Normalization By Synthesis

A means of automated database schema refactoring ("normalization"), given the invariant that column names prove unique across the entire table-space of a database. Using a higher-level data description language (DDL), tools automatically convert from a more natural expression of data layout into a normalized form considered more suitable for use on an SQL database backend. In this way, a well-structured schema always results, given input even from those without dedicated database design experience.


According to the ArTech developers, TheTheoryOfRelationalDatabases, by DavidMaier, is the best book on NormalizationBySynthesis.

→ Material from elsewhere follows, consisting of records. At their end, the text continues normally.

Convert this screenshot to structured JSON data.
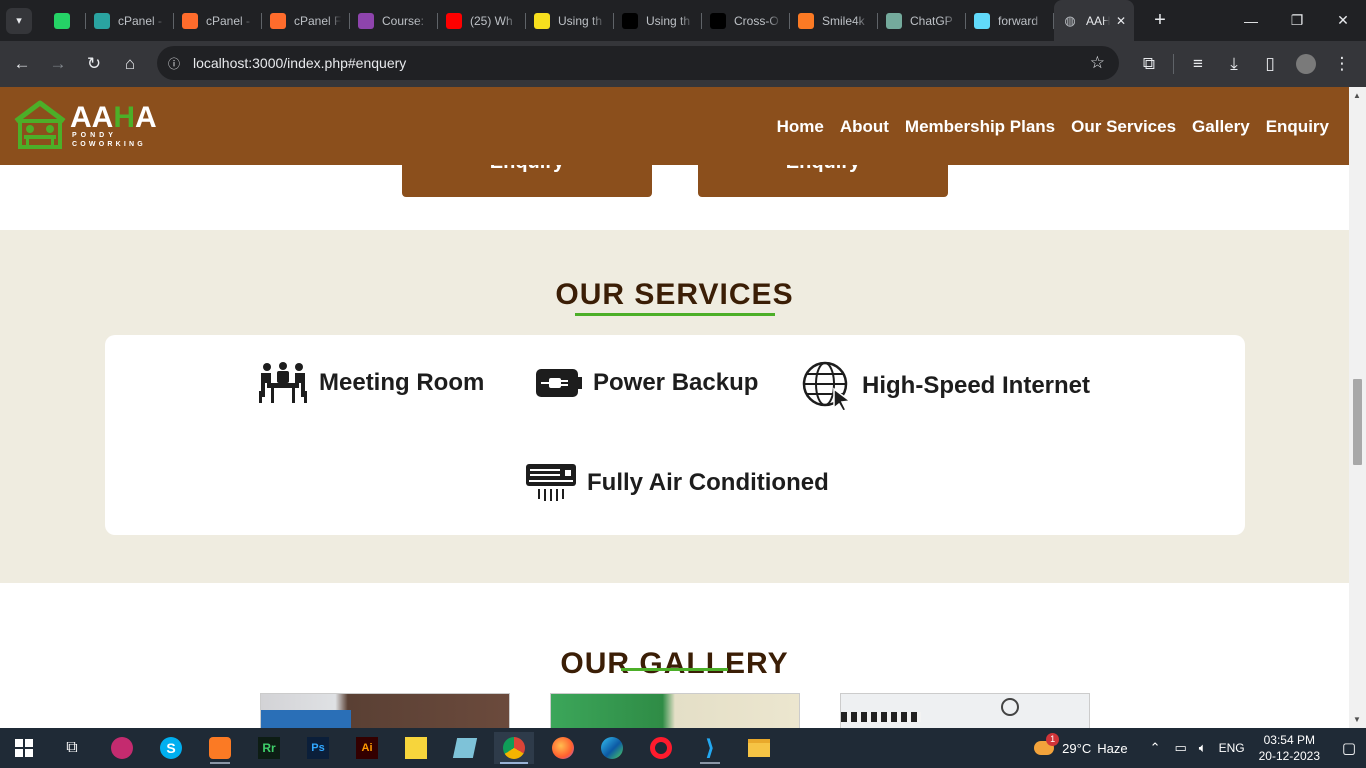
{
  "browser": {
    "tabs": [
      {
        "title": "",
        "icon": "whatsapp-icon",
        "color": "#25d366"
      },
      {
        "title": "cPanel -",
        "icon": "cpanel-icon",
        "color": "#2aa3a0"
      },
      {
        "title": "cPanel -",
        "icon": "cpanel-icon",
        "color": "#ff6c2c"
      },
      {
        "title": "cPanel F",
        "icon": "cpanel-icon",
        "color": "#ff6c2c"
      },
      {
        "title": "Course:",
        "icon": "course-icon",
        "color": "#8e44ad"
      },
      {
        "title": "(25) Wh",
        "icon": "youtube-icon",
        "color": "#ff0000"
      },
      {
        "title": "Using th",
        "icon": "js-icon",
        "color": "#f7df1e"
      },
      {
        "title": "Using th",
        "icon": "medium-icon",
        "color": "#000000"
      },
      {
        "title": "Cross-O",
        "icon": "medium-icon",
        "color": "#000000"
      },
      {
        "title": "Smile4k",
        "icon": "xampp-icon",
        "color": "#fb7a24"
      },
      {
        "title": "ChatGP",
        "icon": "chatgpt-icon",
        "color": "#74aa9c"
      },
      {
        "title": "forward",
        "icon": "react-icon",
        "color": "#61dafb"
      }
    ],
    "active_tab": {
      "title": "AAH",
      "icon": "globe-icon"
    },
    "url": "localhost:3000/index.php#enquery"
  },
  "site": {
    "logo": {
      "word_a": "AA",
      "word_h": "H",
      "word_a2": "A",
      "line1": "PONDY",
      "line2": "COWORKING"
    },
    "menu": [
      "Home",
      "About",
      "Membership Plans",
      "Our Services",
      "Gallery",
      "Enquiry"
    ],
    "prev_buttons": [
      "Enquiry",
      "Enquiry"
    ],
    "services_title": "OUR SERVICES",
    "services": [
      {
        "label": "Meeting Room",
        "icon": "meeting-room-icon"
      },
      {
        "label": "Power Backup",
        "icon": "battery-plug-icon"
      },
      {
        "label": "High-Speed Internet",
        "icon": "globe-cursor-icon"
      },
      {
        "label": "Fully Air Conditioned",
        "icon": "air-conditioner-icon"
      }
    ],
    "gallery_title": "OUR GALLERY"
  },
  "taskbar": {
    "weather": {
      "temp": "29°C",
      "cond": "Haze",
      "badge": "1"
    },
    "lang": "ENG",
    "time": "03:54 PM",
    "date": "20-12-2023"
  },
  "colors": {
    "brand_brown": "#8b4f1c",
    "brand_green": "#4caf28",
    "section_bg": "#efece0",
    "title_brown": "#3b1e06"
  }
}
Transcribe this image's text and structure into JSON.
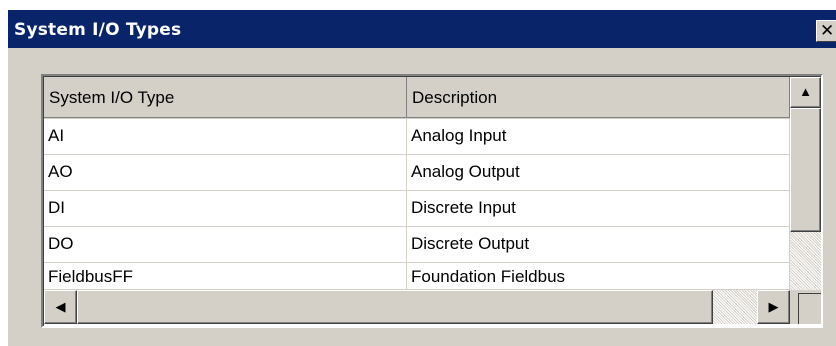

The only systems I know that implement NormalizationBySynthesis are GeneXus and DeKlarit therefore the following example is based on them:

Apparently a requirement for this NormalizationBySynthesis is that EachColumnNameBeUniqueAmongTheTablespace. So, for example, to define many to many relationship between Invoice and Product first you define an "transaction" ('it is somewhat like a view, but transaction is the name used by GeneXus documentation) with the name "Invoice":

 Invoice{
  InvoiceId:Integer

InvoiceLine{ ProductId:Integer ProductName:VarChar ProductPrice:Money ProductNumberOfItems:Integer } }

At this point, it generates this SQL ddl:

 create table Invoice (
   InvoiceId Integer
 )

create table InvoiceLine ( InvoiceId Integer, ProductId Integer, ProductName VarChar, ProductPrice Money, ProductNumberOfItems Integer, )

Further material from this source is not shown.